Today, I test out stories on friends, relatives and neighbours. Some are immediate hits and some things that I think are funny, get no reaction. So I drop those ones, keep the good ones.
Two more things.

Draw your story out a bit. Set it up. Don't give away the big funny part right away. Remember, the outcome of this tale will not be predictable because this is something that shouldn't have happened in an orderly world – but did.

Secondly, use original metaphors and similes and make up your own clichés. On a stressed-out day of teaching, a student asked me how things were going. "I feel like a frog trying to hop across the 401," I said, citing the number of Canada's biggest highway near Toronto. That went over well, so later, I added, "a frog trying to hop across the 401 – at rush hour." Not an earth-shattering reference but original as far as I know.

Never use "busy as a beaver" or "mad as a hornet". Think up your own "as-a" thingies.
That's it.

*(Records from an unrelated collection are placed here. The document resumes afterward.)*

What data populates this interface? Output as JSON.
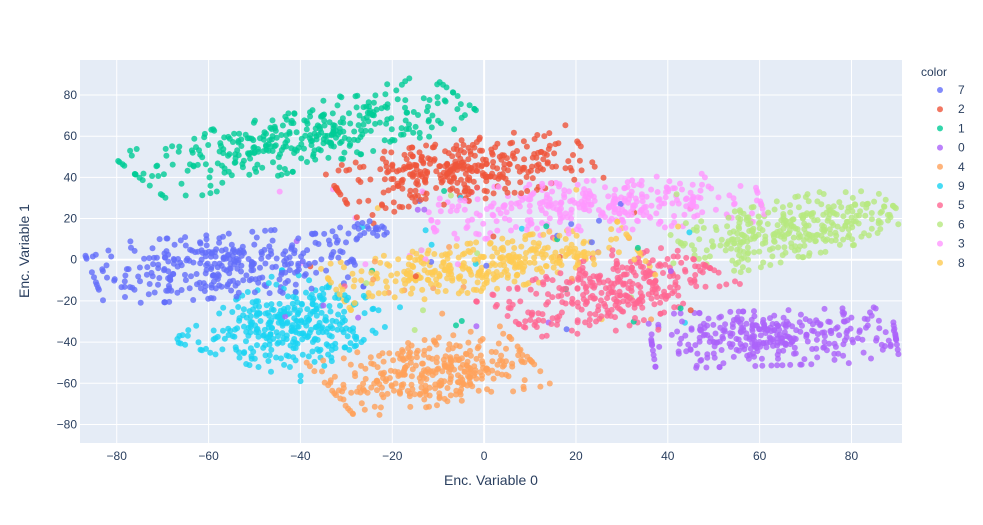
{
  "chart_data": {
    "type": "scatter",
    "xlabel": "Enc. Variable 0",
    "ylabel": "Enc. Variable 1",
    "xlim": [
      -88,
      91
    ],
    "ylim": [
      -89,
      97
    ],
    "x_ticks": [
      -80,
      -60,
      -40,
      -20,
      0,
      20,
      40,
      60,
      80
    ],
    "y_ticks": [
      -80,
      -60,
      -40,
      -20,
      0,
      20,
      40,
      60,
      80
    ],
    "grid": true,
    "legend": {
      "title": "color",
      "placement": "right"
    },
    "series": [
      {
        "name": "7",
        "color": "#636efa",
        "clusters": [
          {
            "cx": -57,
            "cy": -3,
            "sx": 15,
            "sy": 8,
            "rot": 10,
            "n": 320
          },
          {
            "cx": -26,
            "cy": 13,
            "sx": 4,
            "sy": 3,
            "rot": 0,
            "n": 25
          }
        ]
      },
      {
        "name": "2",
        "color": "#EF553B",
        "clusters": [
          {
            "cx": -5,
            "cy": 43,
            "sx": 15,
            "sy": 7.5,
            "rot": 18,
            "n": 340
          }
        ]
      },
      {
        "name": "1",
        "color": "#00cc96",
        "clusters": [
          {
            "cx": -40,
            "cy": 59,
            "sx": 21,
            "sy": 7,
            "rot": 30,
            "n": 360
          }
        ]
      },
      {
        "name": "0",
        "color": "#ab63fa",
        "clusters": [
          {
            "cx": 63,
            "cy": -38,
            "sx": 14,
            "sy": 7,
            "rot": 4,
            "n": 330
          }
        ]
      },
      {
        "name": "4",
        "color": "#FFA15A",
        "clusters": [
          {
            "cx": -12,
            "cy": -55,
            "sx": 12,
            "sy": 8,
            "rot": 22,
            "n": 330
          }
        ]
      },
      {
        "name": "9",
        "color": "#19d3f3",
        "clusters": [
          {
            "cx": -42,
            "cy": -32,
            "sx": 9,
            "sy": 11,
            "rot": -35,
            "n": 330
          }
        ]
      },
      {
        "name": "5",
        "color": "#FF6692",
        "clusters": [
          {
            "cx": 27,
            "cy": -16,
            "sx": 13,
            "sy": 8,
            "rot": 40,
            "n": 320
          }
        ]
      },
      {
        "name": "6",
        "color": "#B6E880",
        "clusters": [
          {
            "cx": 67,
            "cy": 15,
            "sx": 13,
            "sy": 7,
            "rot": 28,
            "n": 320
          }
        ]
      },
      {
        "name": "3",
        "color": "#FF97FF",
        "clusters": [
          {
            "cx": 24,
            "cy": 26,
            "sx": 19,
            "sy": 6.5,
            "rot": 8,
            "n": 330
          }
        ]
      },
      {
        "name": "8",
        "color": "#FECB52",
        "clusters": [
          {
            "cx": 0,
            "cy": -3,
            "sx": 18,
            "sy": 6,
            "rot": 18,
            "n": 340
          }
        ]
      }
    ],
    "notes_visual": "t-SNE style 2D embedding; each class forms one cluster; points semi-transparent, size ~5px"
  },
  "colors": {
    "plot_background": "#E5ECF6",
    "grid": "#ffffff",
    "text": "#2a3f5f"
  }
}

Stay funny. Humor is our only hope in a world that's desperately in need of some way to lighten up.

It isn't easy to write humor stories but it has its rewards.

After all, who doesn't love a good clown?


2 comments:

  1. Appreciate the article, Jim. Breaking into blogging -- especially in the humor niche -- is no easy task. I do find that a lot of people seem to gravitate towards a particular overused format -- see: Icanhascheezburger.com for instance.

    It must be the Irish in you. My family has some Irish ancestry and I like to think I'm funny. But then again, what do I know? :)

    Cheers.

    ReplyDelete
  2. A great post Jim, thanks for sharing. I saw your pic while reading and thought you looked familiar. I live in the Festival City too.